Hi @MJZ82,
You have an increase in the final p-values of the main effects because they are calculated with a different number of degree of freedom than from the first stage only. In the first stage, only main effects are studied, so the number of degree of freedom in the design is higher, hence the use of a threshold of 0.05 to detect main effects.
In the second stage, you already have used some degrees of freedom to include the main effects in the model, so higher order effects are included in the model with a higher threshold p-value (often 0.2) because there are less degree of freedom left to test them in the same way as main effects in stage 1. You can read more about the methodology here: Statistical Details for the Fit Definitive Screening Platform
In the final combined model panel, the p-values are calculated as if the terms from this model would have been entered simultaneously in a simple least squares model, hence different (and higher) p-values than calculated before in each of the two stages. The profiler displayed at the end corresponds to the final combined model.
I would not reduce the model further based on p-values from the combined model parameter estimates panel, as the methodology used for Fit Definitive Screening is based on a sequential approach : first identifying main effects influence on the response, then identify active 2nd order effects based on the residuals from the main effect model fitted previously. The p-values calculated with a simultaneous inclusion of the terms (like in the combined model parameter estimates panel) do not reflect what has been done to identify and enter model terms, so they are not reliable, may be biased and the decision to remove some terms should not be based solely on this information. It's also important to respect Effects Heredity when fitting models from DoEs, so do not remove a main effect of a significant interaction or quadratic effect of the same factor is in the model.
You can still try different models using the different modeling platforms available: The Fit Definitive Screening Platform, The Fit Two Level Screening Platform, Standard Least Squares Models, Generalized Regression Models, ... and compare the common terms identified by those methods and the one that differ. The topic of modeling is a lot more vast (and sometimes complicated) than "only" relying on p-values. Depending on your objective(s), you may have different paths to models evaluation and selection :
- Explainative model : In an explainative mode, you're more focussed on the terms that do have some influence on the response(s), so you might evaluate the need to include the different terms based on statistical significance (with the help of p-values and a predefined threshold for it like 0.05) and practical significance (size of the estimates, selection based on domain expertise). R², R² adjusted (and the difference between the two, which needs to be minimized) might be good metrics to understand how much variation is explained by the identified terms, and select relevant model(s) to explain your system under study.
- Predictive model : In a predictive mode, you're more focussed on the terms that help you minimize prediction errors, so you might evaluate the need to include the different terms based on how this improve the predictive performances, through the visualizations of actual vs. predictive plot, and size of the errors (residuals plot). RMSE might be a good metric to assess which model(s) have the best predictive performances (goal is to minimize RMSE).

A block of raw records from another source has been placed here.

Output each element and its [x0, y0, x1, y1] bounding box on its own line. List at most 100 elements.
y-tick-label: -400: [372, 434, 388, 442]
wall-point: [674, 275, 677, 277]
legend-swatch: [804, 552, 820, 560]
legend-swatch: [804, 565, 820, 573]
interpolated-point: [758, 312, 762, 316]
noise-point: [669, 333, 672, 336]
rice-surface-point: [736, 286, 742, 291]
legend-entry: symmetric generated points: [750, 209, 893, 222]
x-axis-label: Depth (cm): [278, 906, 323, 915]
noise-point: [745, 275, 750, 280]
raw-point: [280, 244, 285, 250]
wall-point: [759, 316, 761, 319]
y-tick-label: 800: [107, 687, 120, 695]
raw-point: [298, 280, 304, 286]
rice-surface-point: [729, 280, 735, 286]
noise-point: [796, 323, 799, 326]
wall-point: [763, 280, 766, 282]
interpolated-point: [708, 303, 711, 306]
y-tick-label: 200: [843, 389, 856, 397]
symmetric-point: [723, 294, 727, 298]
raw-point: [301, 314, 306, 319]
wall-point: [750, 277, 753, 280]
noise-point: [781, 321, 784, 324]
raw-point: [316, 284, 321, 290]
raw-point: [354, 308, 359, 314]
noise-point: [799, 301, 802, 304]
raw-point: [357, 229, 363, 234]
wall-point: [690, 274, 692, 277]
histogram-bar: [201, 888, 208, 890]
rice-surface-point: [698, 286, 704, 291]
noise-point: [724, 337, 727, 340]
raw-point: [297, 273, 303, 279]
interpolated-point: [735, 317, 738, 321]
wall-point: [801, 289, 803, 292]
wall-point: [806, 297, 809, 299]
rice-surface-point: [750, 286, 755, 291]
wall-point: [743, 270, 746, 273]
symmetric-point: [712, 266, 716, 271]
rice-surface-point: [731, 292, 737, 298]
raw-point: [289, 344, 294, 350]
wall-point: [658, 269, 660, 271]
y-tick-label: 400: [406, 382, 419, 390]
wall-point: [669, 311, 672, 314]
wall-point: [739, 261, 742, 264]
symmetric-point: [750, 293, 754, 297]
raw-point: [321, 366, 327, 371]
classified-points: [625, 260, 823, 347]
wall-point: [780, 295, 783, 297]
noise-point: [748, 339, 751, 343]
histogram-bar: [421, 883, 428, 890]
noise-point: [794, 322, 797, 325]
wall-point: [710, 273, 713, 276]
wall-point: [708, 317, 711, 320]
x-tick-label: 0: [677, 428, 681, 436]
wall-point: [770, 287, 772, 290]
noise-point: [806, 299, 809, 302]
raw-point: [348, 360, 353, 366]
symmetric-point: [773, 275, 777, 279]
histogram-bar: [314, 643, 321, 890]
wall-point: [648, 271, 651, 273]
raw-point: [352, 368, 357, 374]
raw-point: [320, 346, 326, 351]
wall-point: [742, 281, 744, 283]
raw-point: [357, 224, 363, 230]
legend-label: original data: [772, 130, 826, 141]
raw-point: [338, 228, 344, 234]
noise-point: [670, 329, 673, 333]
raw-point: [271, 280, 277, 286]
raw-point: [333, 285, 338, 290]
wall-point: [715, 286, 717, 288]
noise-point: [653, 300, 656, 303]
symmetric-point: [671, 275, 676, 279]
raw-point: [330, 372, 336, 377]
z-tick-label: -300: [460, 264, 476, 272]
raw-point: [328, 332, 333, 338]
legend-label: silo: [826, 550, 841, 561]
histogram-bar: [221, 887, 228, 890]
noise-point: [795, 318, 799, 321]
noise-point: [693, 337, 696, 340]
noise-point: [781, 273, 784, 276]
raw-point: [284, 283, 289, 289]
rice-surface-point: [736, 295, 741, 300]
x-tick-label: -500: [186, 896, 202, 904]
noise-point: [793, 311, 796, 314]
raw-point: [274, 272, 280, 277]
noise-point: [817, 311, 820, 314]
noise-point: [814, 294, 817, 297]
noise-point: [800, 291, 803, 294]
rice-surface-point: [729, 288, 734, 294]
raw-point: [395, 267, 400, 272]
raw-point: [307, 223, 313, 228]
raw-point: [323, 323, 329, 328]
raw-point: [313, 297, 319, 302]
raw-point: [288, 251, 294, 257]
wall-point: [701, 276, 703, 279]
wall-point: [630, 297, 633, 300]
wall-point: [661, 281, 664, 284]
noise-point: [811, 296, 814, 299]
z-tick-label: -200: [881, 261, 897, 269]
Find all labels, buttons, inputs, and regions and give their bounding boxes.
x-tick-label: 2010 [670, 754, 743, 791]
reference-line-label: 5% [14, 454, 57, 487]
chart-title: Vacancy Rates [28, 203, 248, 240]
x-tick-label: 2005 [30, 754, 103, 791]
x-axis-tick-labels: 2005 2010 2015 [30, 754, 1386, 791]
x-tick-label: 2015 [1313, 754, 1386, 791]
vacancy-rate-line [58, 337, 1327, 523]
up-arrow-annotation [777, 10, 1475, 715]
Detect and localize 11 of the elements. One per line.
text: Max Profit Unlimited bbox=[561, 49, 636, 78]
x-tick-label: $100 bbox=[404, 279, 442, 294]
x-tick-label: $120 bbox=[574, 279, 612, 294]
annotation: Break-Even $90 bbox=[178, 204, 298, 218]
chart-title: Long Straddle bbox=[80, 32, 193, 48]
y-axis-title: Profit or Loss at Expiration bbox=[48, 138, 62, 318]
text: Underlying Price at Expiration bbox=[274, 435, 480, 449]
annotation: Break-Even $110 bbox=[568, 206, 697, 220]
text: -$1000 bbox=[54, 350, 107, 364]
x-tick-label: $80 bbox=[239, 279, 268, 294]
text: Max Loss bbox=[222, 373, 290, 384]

You might also be interested by a combination of the two parts, so different metrics could be used to help you evaluate and select model's, like information criteria (AICc, BIC) that help find a compromise between predictive performances of the model and its complexity. To evaluate and select a model based on these criteria, the lower the better.
Hope this answer will help you,
Victor GUILLER
"It is not unusual for a well-designed experiment to analyze itself" (Box, Hunter and Hunter)